According to the Organization for Economic Cooperation and Development (OECD) and the Kaiser Family Foundation (KFF), the US spends 17 percent of its gross domestic product (GDP) on healthcare, more than any nation in the world in terms of the total amount and relative to its economy’s size. The rate of healthcare spending is also increasing faster than the economy’s growth rate such that the Congressional Budget Office (CBO) estimates that health care related spending will consume 40 percent of US GDP by 2080. However, there is significant inequality and disparity in access to healthcare in the US. According to the KFF, the overall infant mortality rate in the US is 5.8 per 1000 live births in 2014; for blacks this rate is 10.9, while for whites the infant mortality rate is less than half that at 4.9. It is also worth noting these US infant mortality numbers are worse than the comparable OECD country average of 3.4. Again per the OECD and KFF, hospital admissions for preventable diseases such as congestive heart failure, asthma, diabetes, and hypertension are more frequent in the US than in comparable countries in the OECD. The US life expectancy of 79 in 2015 is less than the average of 82 for comparable countries in the OECD, and that trend has been getting worse since 1980 according to the KFF. Furthermore, 50 million Americans, almost one in five of the non-elderly, had no health insurance coverage in 2010. Many of these problems can be explained by the fact that the US is the only major industrialized nation without universal access to basic healthcare. With individuals, corporations, and the government all spending more on healthcare and the system delivering lower quality outcomes than other comparable countries, the US environment was ready for a change.
On 23 March 2010, President Barack Obama signed into law the Patient Protection and Affordable Care Act (ACA), the most comprehensive reform of the US medical system in fifty years. The ACA transformed the non-group insurance market in the US, mandated that legal residents have health insurance or pay a tax penalty, raised revenue through a variety of new taxes, subsidized private insurance coverage based on income-eligibility, reorganized spending under the country’s largest public health insurance plan for the elderly and poor (e.g. Medicare and Medicaid), and compelled insurers to make basic insurance plans available to all legal residents regardless of pre-existing conditions. The law required the establishment of health insurance marketplaces by January 1, 2014. The marketplaces permit individuals to compare and select insurance plans offered by private insurers. For states that elected not to establish a marketplace, the Centers for Medicare and Medicaid Services (CMS) was responsible for providing a federally facilitated marketplace (FFM). In September 2011, CMS signed contracts with key vendors and began development of the healhcare.gov system in December 2011.

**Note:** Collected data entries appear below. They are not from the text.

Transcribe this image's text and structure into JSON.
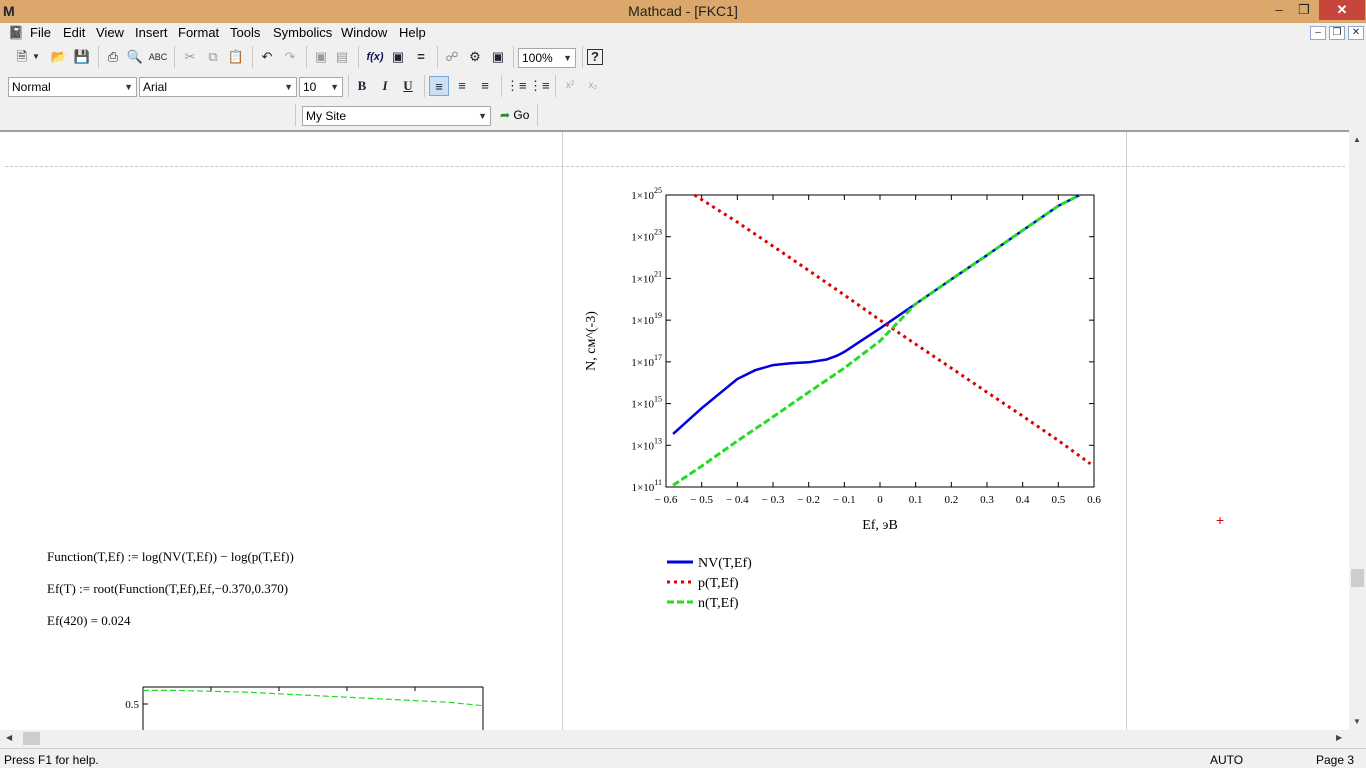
{
  "window": {
    "title": "Mathcad - [FKC1]",
    "app_icon": "mathcad-icon"
  },
  "menu": [
    "File",
    "Edit",
    "View",
    "Insert",
    "Format",
    "Tools",
    "Symbolics",
    "Window",
    "Help"
  ],
  "toolbar": {
    "zoom": "100%",
    "zoom_options": [
      "100%"
    ]
  },
  "format_toolbar": {
    "style": "Normal",
    "font": "Arial",
    "size": "10",
    "bold": "B",
    "italic": "I",
    "underline": "U"
  },
  "resources_toolbar": {
    "site": "My Site",
    "go_label": "Go"
  },
  "worksheet": {
    "function_def": "Function(T,Ef) := log(NV(T,Ef)) − log(p(T,Ef))",
    "root_def": "Ef(T) := root(Function(T,Ef),Ef,−0.370,0.370)",
    "eval": "Ef(420) = 0.024"
  },
  "chart_data": [
    {
      "type": "line",
      "title": "",
      "xlabel": "Ef, эВ",
      "ylabel": "N, см^(-3)",
      "xlim": [
        -0.6,
        0.6
      ],
      "ylim": [
        100000000000.0,
        1e+25
      ],
      "y_scale": "log",
      "x_ticks": [
        "− 0.6",
        "− 0.5",
        "− 0.4",
        "− 0.3",
        "− 0.2",
        "− 0.1",
        "0",
        "0.1",
        "0.2",
        "0.3",
        "0.4",
        "0.5",
        "0.6"
      ],
      "y_ticks": [
        {
          "base": "1×10",
          "exp": "25"
        },
        {
          "base": "1×10",
          "exp": "23"
        },
        {
          "base": "1×10",
          "exp": "21"
        },
        {
          "base": "1×10",
          "exp": "19"
        },
        {
          "base": "1×10",
          "exp": "17"
        },
        {
          "base": "1×10",
          "exp": "15"
        },
        {
          "base": "1×10",
          "exp": "13"
        },
        {
          "base": "1×10",
          "exp": "11"
        }
      ],
      "legend_position": "bottom-left",
      "series": [
        {
          "name": "NV(T,Ef)",
          "color": "#0000dd",
          "style": "solid",
          "x": [
            -0.58,
            -0.5,
            -0.4,
            -0.35,
            -0.3,
            -0.25,
            -0.2,
            -0.15,
            -0.12,
            -0.1,
            -0.05,
            0,
            0.1,
            0.2,
            0.3,
            0.4,
            0.5,
            0.56
          ],
          "y": [
            35000000000000.0,
            600000000000000.0,
            1.5e+16,
            4e+16,
            7e+16,
            8.5e+16,
            9.5e+16,
            1.3e+17,
            2e+17,
            3e+17,
            1.1e+18,
            4e+18,
            6e+19,
            9e+20,
            1.3e+22,
            2e+23,
            3e+24,
            1e+25
          ]
        },
        {
          "name": "p(T,Ef)",
          "color": "#dd0000",
          "style": "dotted",
          "x": [
            -0.52,
            -0.4,
            -0.3,
            -0.2,
            -0.1,
            0,
            0.1,
            0.2,
            0.3,
            0.4,
            0.5,
            0.59
          ],
          "y": [
            1e+25,
            5e+23,
            3.5e+22,
            2.4e+21,
            1.6e+20,
            1e+19,
            7e+17,
            5e+16,
            3500000000000000.0,
            250000000000000.0,
            17000000000000.0,
            1300000000000.0
          ]
        },
        {
          "name": "n(T,Ef)",
          "color": "#22dd22",
          "style": "dashed",
          "x": [
            -0.58,
            -0.5,
            -0.4,
            -0.3,
            -0.2,
            -0.1,
            0,
            0.1,
            0.2,
            0.3,
            0.4,
            0.5,
            0.56
          ],
          "y": [
            120000000000.0,
            1000000000000.0,
            16000000000000.0,
            230000000000000.0,
            3500000000000000.0,
            5e+16,
            1e+18,
            6e+19,
            9e+20,
            1.3e+22,
            2e+23,
            3e+24,
            1e+25
          ]
        }
      ]
    },
    {
      "type": "line",
      "title": "",
      "y_ticks": [
        "0.5"
      ],
      "series": [
        {
          "name": "",
          "color": "#22dd22",
          "style": "dashed",
          "x": [
            0,
            0.1,
            0.2,
            0.3,
            0.4,
            0.5,
            0.6,
            0.7,
            0.8,
            0.9,
            1
          ],
          "y": [
            0.58,
            0.58,
            0.575,
            0.57,
            0.56,
            0.55,
            0.54,
            0.53,
            0.52,
            0.51,
            0.49
          ]
        }
      ]
    }
  ],
  "status": {
    "help": "Press F1 for help.",
    "mode": "AUTO",
    "page": "Page 3"
  }
}
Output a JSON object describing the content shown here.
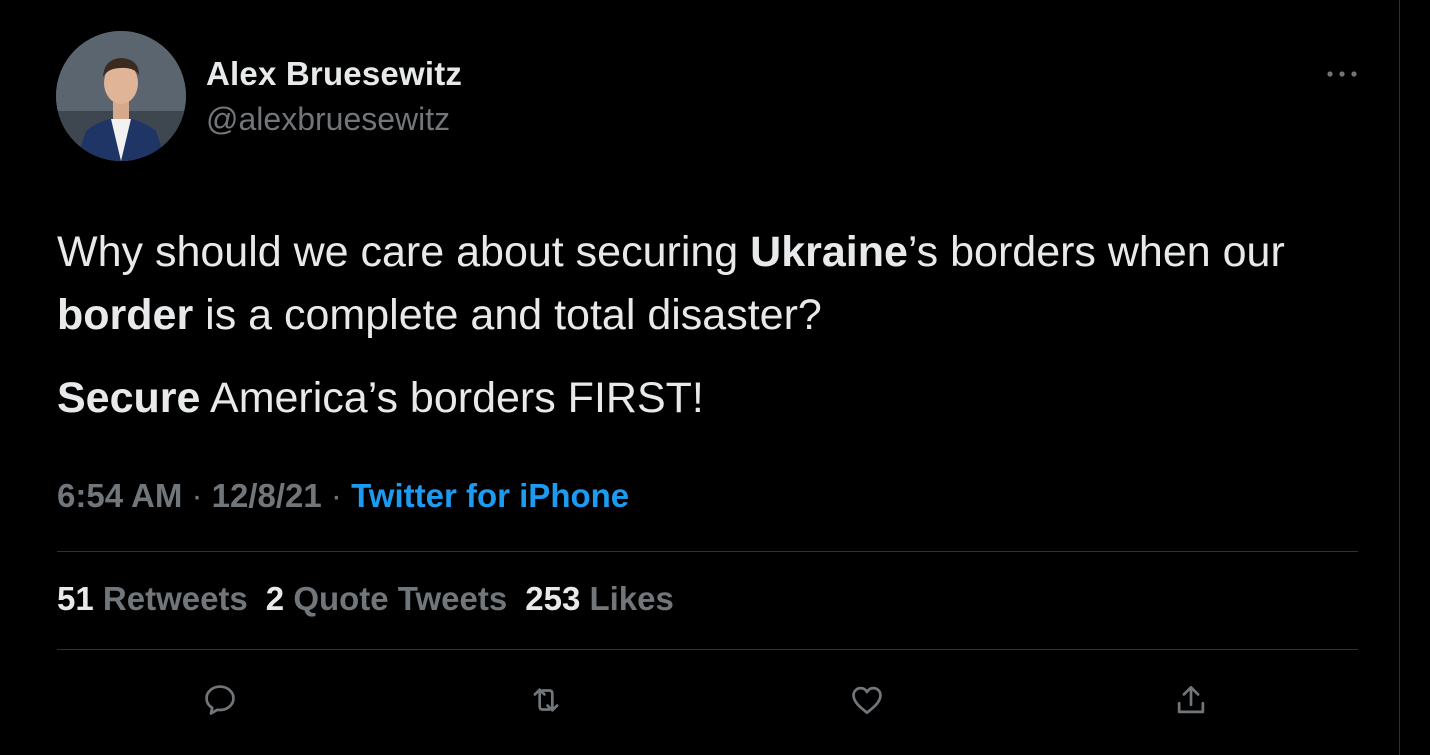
{
  "user": {
    "display_name": "Alex Bruesewitz",
    "handle": "@alexbruesewitz"
  },
  "tweet": {
    "p1_a": "Why should we care about securing ",
    "p1_b": "Ukraine",
    "p1_c": "’s borders when our ",
    "p1_d": "border",
    "p1_e": " is a complete and total disaster?",
    "p2_a": "Secure",
    "p2_b": " America’s borders FIRST!"
  },
  "meta": {
    "time": "6:54 AM",
    "sep1": " · ",
    "date": "12/8/21",
    "sep2": " · ",
    "source": "Twitter for iPhone"
  },
  "stats": {
    "retweets_count": "51",
    "retweets_label": "Retweets",
    "quotes_count": "2",
    "quotes_label": "Quote Tweets",
    "likes_count": "253",
    "likes_label": "Likes"
  },
  "icons": {
    "more": "more-horizontal-icon",
    "reply": "reply-icon",
    "retweet": "retweet-icon",
    "like": "heart-icon",
    "share": "share-icon"
  },
  "colors": {
    "background": "#000000",
    "text": "#e7e9ea",
    "secondary": "#71767b",
    "link": "#1d9bf0",
    "divider": "#2f3336"
  }
}
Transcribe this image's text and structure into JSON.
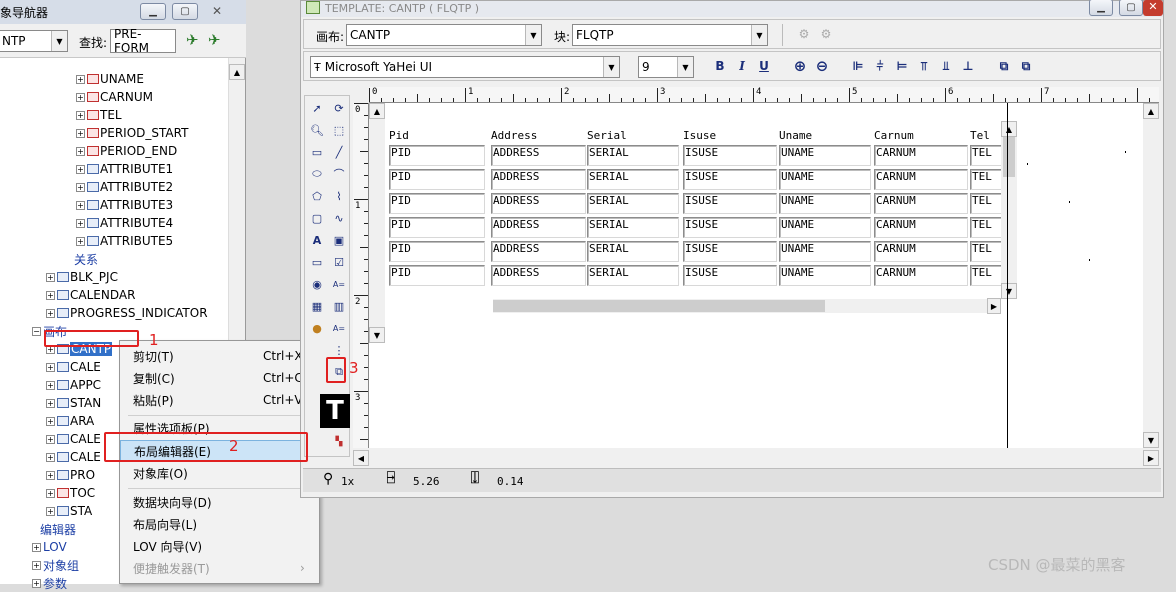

Healthcare.gov Business Workflow
“Now, this is real simple. It’s a website where you can compare and purchase affordable health insurance plans, side by side, the same way you shop for a plane ticket on kayak… the same way you shop for a TV on Amazon.” — President Obama @ Prince George Community College in Maryland Late September 2013
Healthcare.gov Project Organization Chart
Although the healthcare.gov project had only just begun, the seeds for future difficulties had already been planted in several areas. First, CMS did not have the People in terms of organizational experience for developing and managing large IT systems. Other US government agencies such as the Department of Defense (DoD) and National Aeronautics and Space Administration (NASA) had decades of institutional experience in developing, delivering, and operating reliable IT systems. Serving as the lead project manager and integrator for a complex, first-of-its-kind system was beyond the capability of CMS, and a better decision would have been to assign this responsibility to a primary vendor. Second, there was a project Leadership gap. Although CMS and its Deputy CIO (Henry Chao) managed the project in theory, other key members of the project steering committee including the White House’s CTO (Todd Park), executive Office of Health Reform (Jeanne Lambrew), and the Department of Health and Human Services (Kathleen Sebelius, Bryan Sivak) exercised more influence and power in practice; they delayed important decisions at the start and increased scope at the end which contributed to the launch failure. Additionally, no one at the various agencies involved in the project had visibility on all the critical milestones that each different group needed to reach in order to complete the project successfully. Remarkably, the executive Office of Management and Budget (OMB) did not take an active role in the project although this was well within its responsibilities especially when one considers that it had established an executive IT dashboard to monitor large federal IT projects and investments since 2009. The irony of the government demonstrating poor project governance practices should not lost be upon the reader, a theme we shall oft return to. One subtle aspect of the Leadership issue was the Cognitive Bias inside the White House about its unique ability to leverage IT. The Obama campaign teams had pioneered the use of social media and data mining in the 2008 and 2012 presidential elections, respectively. These successes resulted in executive overconfidence and set unrealistic expectations about what could be immediately delivered. As we will see later, this cognitive bias would haunt the healthcare.gov launch when the deadline loomed.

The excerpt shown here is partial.